一説には、1日に選択できる回数は決まっているとのこと。その回数を超えると選択疲れとなり、正常な判断ができなくなるといいます。そうなる前に、スティーブ・ジョブズを見習って、選択回数を極力減らすべきでしょう。
そういえば、選択疲れの苦い記憶が蘇ってきました。
とある練成会で休憩なしで3時間くらい審判をさせられた経験があります。しかも、2審制。2人で主審と副審を交替でこなしましたが、途中から何が起こっているのかわからなくなってきました。有効打突の見極めだけでなく、1本目なのか2本目なのか。時間が来ても、引き分けなのか1本勝ちなのか。完全に脳がバグった状態だったことをよく覚えています。

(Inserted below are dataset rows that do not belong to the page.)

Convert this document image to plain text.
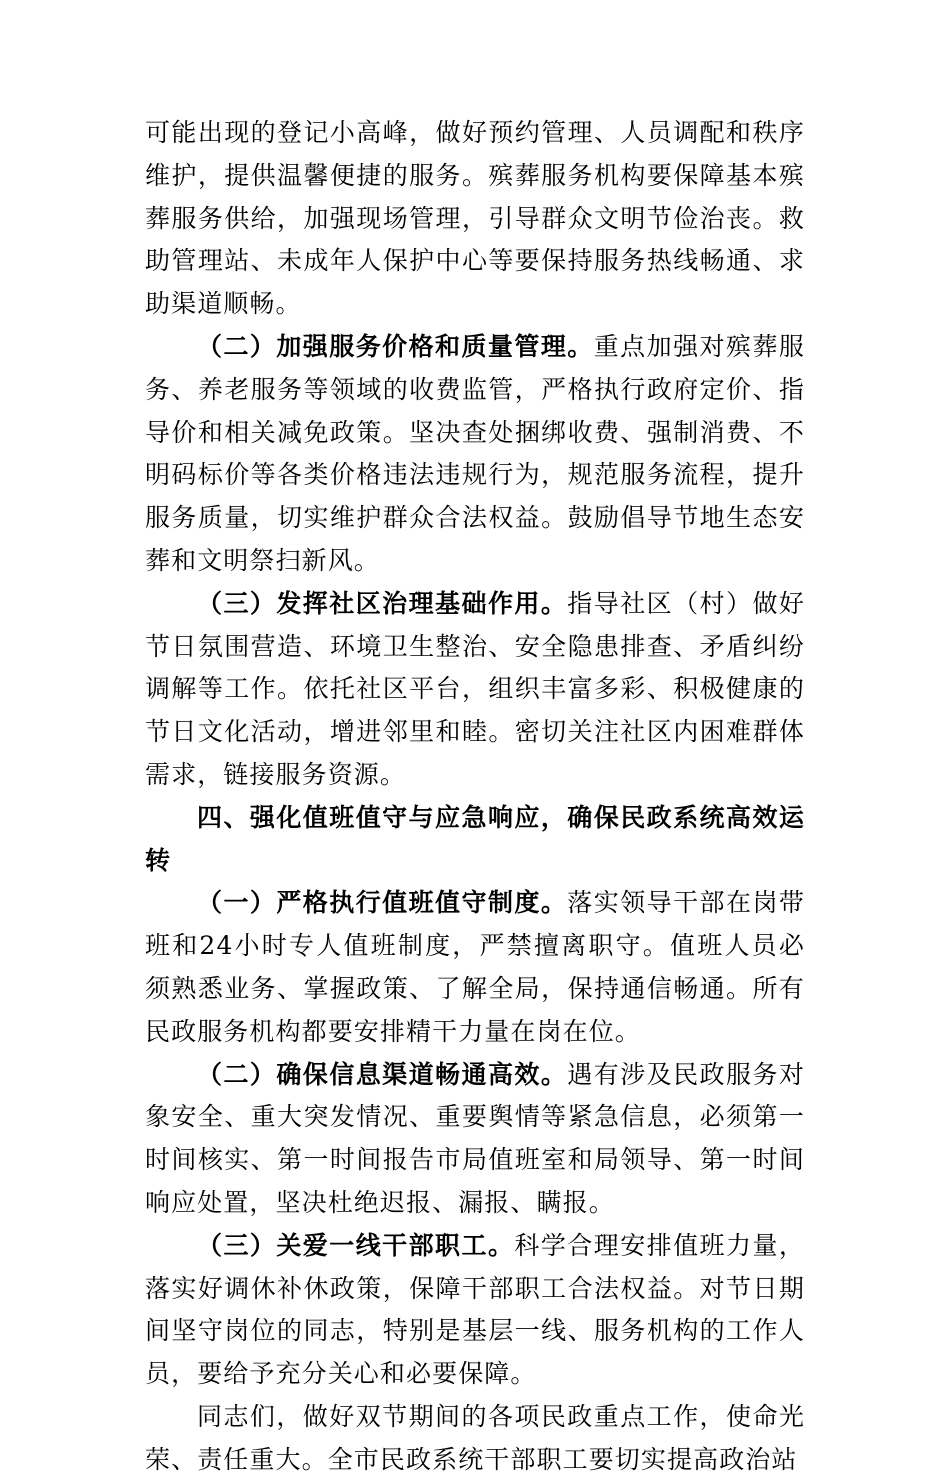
可能出现的登记小高峰，做好预约管理、人员调配和秩序维护，提供温馨便捷的服务。殡葬服务机构要保障基本殡葬服务供给，加强现场管理，引导群众文明节俭治丧。救助管理站、未成年人保护中心等要保持服务热线畅通、求助渠道顺畅。

（二）加强服务价格和质量管理。重点加强对殡葬服务、养老服务等领域的收费监管，严格执行政府定价、指导价和相关减免政策。坚决查处捆绑收费、强制消费、不明码标价等各类价格违法违规行为，规范服务流程，提升服务质量，切实维护群众合法权益。鼓励倡导节地生态安葬和文明祭扫新风。

（三）发挥社区治理基础作用。指导社区（村）做好节日氛围营造、环境卫生整治、安全隐患排查、矛盾纠纷调解等工作。依托社区平台，组织丰富多彩、积极健康的节日文化活动，增进邻里和睦。密切关注社区内困难群体需求，链接服务资源。

四、强化值班值守与应急响应，确保民政系统高效运转

（一）严格执行值班值守制度。落实领导干部在岗带班和24小时专人值班制度，严禁擅离职守。值班人员必须熟悉业务、掌握政策、了解全局，保持通信畅通。所有民政服务机构都要安排精干力量在岗在位。

（二）确保信息渠道畅通高效。遇有涉及民政服务对象安全、重大突发情况、重要舆情等紧急信息，必须第一时间核实、第一时间报告市局值班室和局领导、第一时间响应处置，坚决杜绝迟报、漏报、瞒报。

（三）关爱一线干部职工。科学合理安排值班力量，落实好调休补休政策，保障干部职工合法权益。对节日期间坚守岗位的同志，特别是基层一线、服务机构的工作人员，要给予充分关心和必要保障。

同志们，做好双节期间的各项民政重点工作，使命光荣、责任重大。全市民政系统干部职工要切实提高政治站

恐らく、1日の選択回数を大きく上回っていたのでしょう。
剣道で使う技は少なくても良いのではないか?
私はどうやら周りの人に比べて器用なようです。そして、残念ながら器用貧乏。以前のnoteに書いたように、剣道の技も突きと逆胴以外はほぼ何でも打てます。でも、器用貧乏なので試合には勝てません。
中でも、応じ技の稽古は、器用さを際立たせます。
何も考えずに出した技が他の人にとっては難しいようです。
「どうやってるの?教えてよ」
などと言われる機会も多々あります。
しかし、目指すのは「舞の海」のような技のデパートではありません。立ち合いで誰も見たことのないような驚きの技を出す必要はまったく無く、究極は基本の面打ちや小手打ちがすべてでしょう。
応じ技を打つとしても、面に対して、小手に対しての各1種類の技があれば事足りると考えます。
「使える技は多い方が良い」「選択肢は多い方が良い」と考える人も多いでしょう。苦手な技を克服したいと、日々稽古に取り組んでいる人も多いかもしれません。しかし、本当にそうでしょうか。
Simple is beautiful…
学生時代、物理の先生が「Simple is beautiful」と、ことあるごとに言っていました。剣道も物理法則を応用すれば、きっとうまくいきます。剣道は自然の理なのですから。